Und hier gerade wär es –
DOMINGO.
Guter Name
Ist das kostbare, einzge Gut, um welches
Die Königin mit einem Bürgerweibe
Wetteifern muß –
KÖNIG.
Für den doch, will ich hoffen,
Hier nicht gezittert werden soll?
Er ruht mit ungewissem Blick auf Domingo. Nach einigem Stillschweigen.
Kaplan,
Ich soll noch etwas Schlimmes von Euch hören.

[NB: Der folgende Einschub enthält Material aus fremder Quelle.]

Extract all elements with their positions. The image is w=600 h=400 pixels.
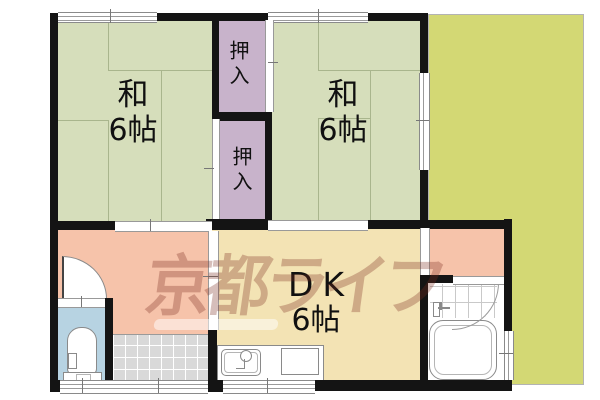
tatami-line (318, 20, 319, 70)
window (223, 380, 315, 394)
wall (265, 112, 272, 228)
wall (50, 221, 115, 230)
wall (212, 13, 219, 119)
wall (50, 13, 58, 392)
door-tick (204, 168, 214, 169)
wall (504, 219, 512, 331)
wall (208, 380, 223, 392)
window-tick (82, 378, 83, 393)
watermark-sub-strip (153, 319, 279, 330)
door-tick (81, 296, 82, 307)
door-tick (150, 219, 151, 231)
room-name: 和 (78, 78, 188, 114)
window-tick (267, 378, 268, 393)
tiled-kitchen-floor (113, 334, 208, 382)
wall (208, 330, 217, 384)
washitsu-2-label: 和 6帖 (288, 78, 398, 148)
wall (206, 219, 272, 230)
oshiire-2-label: 押入 (229, 146, 252, 196)
wall (368, 220, 512, 229)
sliding-door (115, 221, 212, 232)
window-tick (110, 9, 111, 23)
closet-door (265, 20, 274, 112)
tatami-line (108, 20, 109, 70)
washitsu-1-label: 和 6帖 (78, 78, 188, 148)
wall (50, 380, 60, 392)
wall (420, 13, 428, 73)
closet-door (212, 119, 220, 219)
bathroom-door (453, 276, 504, 285)
agency-watermark: 京都ライフ (141, 254, 445, 320)
sliding-door (268, 220, 368, 231)
window-tick (318, 9, 319, 23)
oshiire-1-label: 押入 (226, 40, 249, 90)
window-tick (158, 378, 159, 393)
wall (212, 112, 272, 121)
window (58, 12, 157, 23)
window-tick (499, 353, 513, 354)
room-size: 6帖 (288, 114, 398, 149)
bathtub-inner (434, 325, 492, 375)
room-size: 6帖 (78, 114, 188, 149)
bath-faucet-handle (440, 302, 442, 310)
toilet-control-box (68, 353, 77, 369)
room-name: 和 (288, 78, 398, 114)
window (504, 331, 514, 380)
wall (105, 298, 113, 384)
window-tick (416, 120, 429, 121)
floorplan: 和 6帖 和 6帖 DK 6帖 押入 押入 京都ライフ (0, 0, 600, 400)
door-tick (268, 62, 278, 63)
wall (315, 380, 512, 391)
window (419, 73, 430, 170)
kitchen-stove (281, 348, 319, 375)
tatami-line (318, 70, 420, 71)
kitchen-faucet-spout (236, 368, 245, 369)
kitchen-faucet (240, 350, 252, 362)
wall (368, 13, 428, 21)
tatami-line (108, 70, 212, 71)
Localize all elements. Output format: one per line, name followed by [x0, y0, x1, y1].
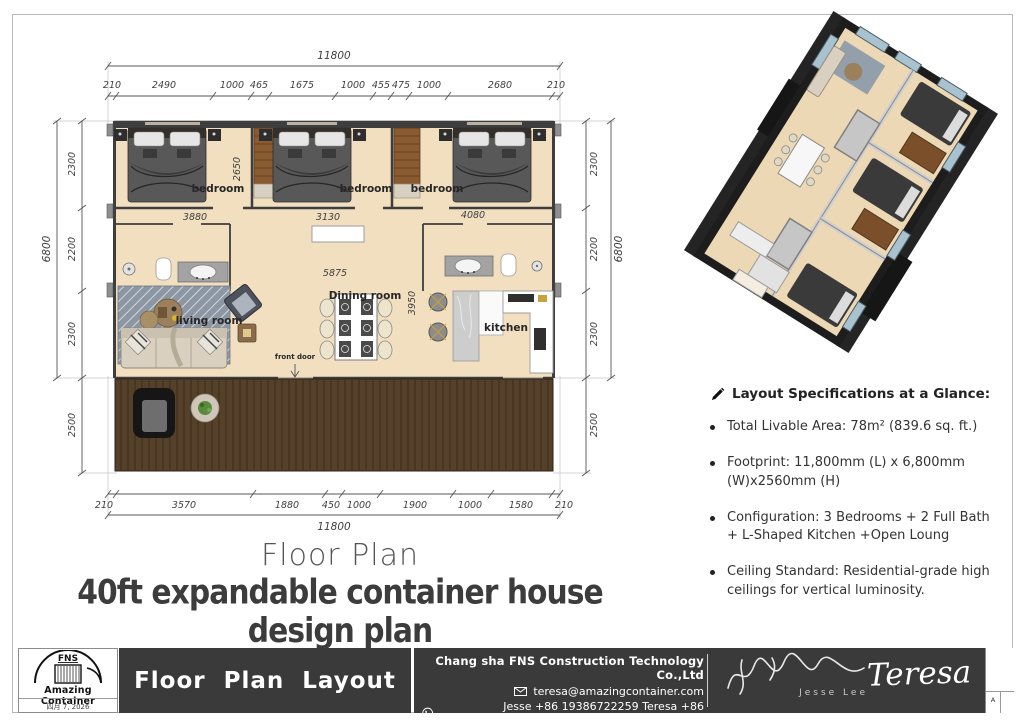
- dim-interior: 3880: [183, 212, 207, 223]
- dim-label: 1000: [417, 80, 441, 91]
- dim-label: 455: [372, 80, 390, 91]
- revision-cell: A: [985, 648, 1013, 713]
- room-label-bedroom3: bedroom: [411, 183, 464, 195]
- room-label-front-door: front door: [275, 353, 316, 361]
- company-name: Chang sha FNS Construction Technology Co…: [422, 654, 704, 682]
- dim-label: 210: [547, 80, 565, 91]
- contact-block: Chang sha FNS Construction Technology Co…: [422, 654, 704, 723]
- bullet-dot: [710, 425, 715, 430]
- phone-icon: [422, 707, 433, 719]
- bullet-dot: [710, 570, 715, 575]
- dim-label: 450: [322, 500, 340, 511]
- email-line: teresa@amazingcontainer.com: [422, 685, 704, 698]
- dim-interior: 5875: [323, 268, 347, 279]
- dim-label: 3570: [172, 500, 196, 511]
- dim-label: 1000: [220, 80, 244, 91]
- spec-text: Configuration: 3 Bedrooms + 2 Full Bath …: [727, 509, 1002, 547]
- dim-left: 2300 2200 2300 2500 6800: [41, 118, 86, 476]
- dim-label: 2300: [67, 322, 78, 346]
- email-address: teresa@amazingcontainer.com: [533, 685, 704, 698]
- sheet-date: 四月 7, 2026: [19, 698, 117, 713]
- spec-text: Total Livable Area: 78m² (839.6 sq. ft.): [727, 418, 977, 437]
- logo-fns-text: FNS: [58, 654, 78, 664]
- dim-label: 210: [95, 500, 113, 511]
- dim-label: 2200: [589, 237, 600, 261]
- dim-interior: 2650: [232, 157, 243, 181]
- room-label-kitchen: kitchen: [484, 322, 528, 334]
- isometric-render: [655, 2, 1020, 367]
- spec-item: Configuration: 3 Bedrooms + 2 Full Bath …: [710, 509, 1002, 547]
- dim-bottom-total: 11800: [317, 521, 351, 533]
- dim-label: 1000: [458, 500, 482, 511]
- room-label-dining: Dining room: [329, 290, 402, 302]
- bullet-dot: [710, 516, 715, 521]
- bullet-dot: [710, 461, 715, 466]
- dim-label: 1580: [509, 500, 533, 511]
- dim-label: 2200: [67, 237, 78, 261]
- page-title: 40ft expandable container house design p…: [33, 573, 647, 651]
- dim-interior: 3950: [407, 291, 418, 315]
- dim-label: 210: [103, 80, 121, 91]
- spec-text: Footprint: 11,800mm (L) x 6,800mm (W)x25…: [727, 454, 1002, 492]
- dim-left-total: 6800: [41, 235, 53, 262]
- dim-label: 1880: [275, 500, 299, 511]
- dim-label: 210: [555, 500, 573, 511]
- dim-top-total: 11800: [317, 50, 351, 62]
- dim-label: 1900: [403, 500, 427, 511]
- spec-item: Ceiling Standard: Residential-grade high…: [710, 563, 1002, 601]
- dim-label: 2500: [67, 413, 78, 437]
- envelope-icon: [514, 687, 527, 696]
- revision-letter: A: [986, 696, 1000, 704]
- footer-divider: [707, 654, 708, 707]
- drawing-sheet: 11800 210 2490 1000 465 1675 1000 455 47…: [0, 0, 1024, 723]
- company-info-cell: Chang sha FNS Construction Technology Co…: [414, 648, 985, 713]
- dim-label: 465: [250, 80, 268, 91]
- dim-interior: 3130: [316, 212, 340, 223]
- jesse-signature: Jesse Lee: [714, 652, 874, 710]
- dim-label: 1000: [347, 500, 371, 511]
- dim-label: 1675: [290, 80, 314, 91]
- tv-console: [312, 226, 364, 242]
- dim-label: 475: [392, 80, 410, 91]
- dining-table: [320, 294, 392, 360]
- dim-label: 2300: [589, 152, 600, 176]
- jesse-signature-label: Jesse Lee: [799, 688, 868, 698]
- sheet-title-cell: Floor Plan Layout: [119, 648, 411, 713]
- dim-label: 2490: [152, 80, 176, 91]
- dim-label: 2300: [67, 152, 78, 176]
- specs-header-label: Layout Specifications at a Glance:: [732, 386, 990, 402]
- house-plan: 2650 3880 3130 4080 5875 3950 bedroom be…: [107, 121, 561, 471]
- spec-item: Total Livable Area: 78m² (839.6 sq. ft.): [710, 418, 1002, 437]
- teresa-signature: Teresa: [866, 654, 971, 694]
- phone-numbers: Jesse +86 19386722259 Teresa +86 1855929…: [439, 700, 704, 723]
- room-label-bedroom1: bedroom: [192, 183, 245, 195]
- spec-item: Footprint: 11,800mm (L) x 6,800mm (W)x25…: [710, 454, 1002, 492]
- company-logo-cell: FNS Amazing Container 四月 7, 2026: [18, 648, 118, 713]
- room-label-living: living room: [176, 315, 243, 327]
- page-subtitle: Floor Plan: [60, 538, 620, 573]
- specs-header: Layout Specifications at a Glance:: [710, 386, 1002, 402]
- dim-label: 1000: [341, 80, 365, 91]
- revision-cell-line: [1000, 691, 1001, 713]
- deck: [115, 379, 553, 471]
- dim-right: 2300 2200 2300 2500 6800: [582, 118, 625, 476]
- dim-bottom: 210 3570 1880 450 1000 1900 1000 1580 21…: [95, 490, 573, 533]
- room-label-bedroom2: bedroom: [340, 183, 393, 195]
- phone-line: Jesse +86 19386722259 Teresa +86 1855929…: [422, 700, 704, 723]
- dim-label: 2680: [488, 80, 512, 91]
- dim-top: 11800 210 2490 1000 465 1675 1000 455 47…: [103, 50, 565, 100]
- dim-interior: 4080: [461, 210, 485, 221]
- floor-plan-drawing: 11800 210 2490 1000 465 1675 1000 455 47…: [25, 28, 625, 538]
- dim-right-total: 6800: [613, 235, 625, 262]
- specs-panel: Layout Specifications at a Glance: Total…: [710, 386, 1002, 618]
- dim-label: 2500: [589, 413, 600, 437]
- fns-arch-logo-icon: FNS: [19, 650, 117, 686]
- pencil-icon: [710, 387, 725, 402]
- sheet-title-label: Floor Plan Layout: [134, 668, 396, 694]
- spec-text: Ceiling Standard: Residential-grade high…: [727, 563, 1002, 601]
- dim-label: 2300: [589, 322, 600, 346]
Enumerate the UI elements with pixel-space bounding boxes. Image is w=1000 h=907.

Verschiebt es nicht. Schon lange les ich es
In diesem unglückbringenden Gesichte.
Heraus damit! Seis, was es wolle! Laßt
Nicht länger mich auf dieser Folter beben!
Was glaubt das Volk?
DOMINGO.
Noch einmal, Sire, das Volk
Kann irren – und es irrt gewiß. Was es
Behauptet, darf den König nicht erschüttern –
Nur – daß es so weit schon sich wagen durfte,
Dergleichen zu behaupten –
KÖNIG.
Was? Muß ich
So lang um einen Tropfen Gift Euch bitten?
DOMINGO.
Das Volk denkt an den Monat noch zurücke,
Der Eure Königliche Majestät
Dem Tode nahe brachte – dreißig Wochen
Nach diesem liest es von der glücklichen
Entbindung –
[108] Der König steht auf und zieht die Glocke. Herzog von Alba tritt herein. Domingo betroffen.
Ich erstaune, Sire!
KÖNIG dem Herzog Alba entgegengehend.
Toledo!
Ihr seid ein Mann. Schützt mich vor diesem Priester.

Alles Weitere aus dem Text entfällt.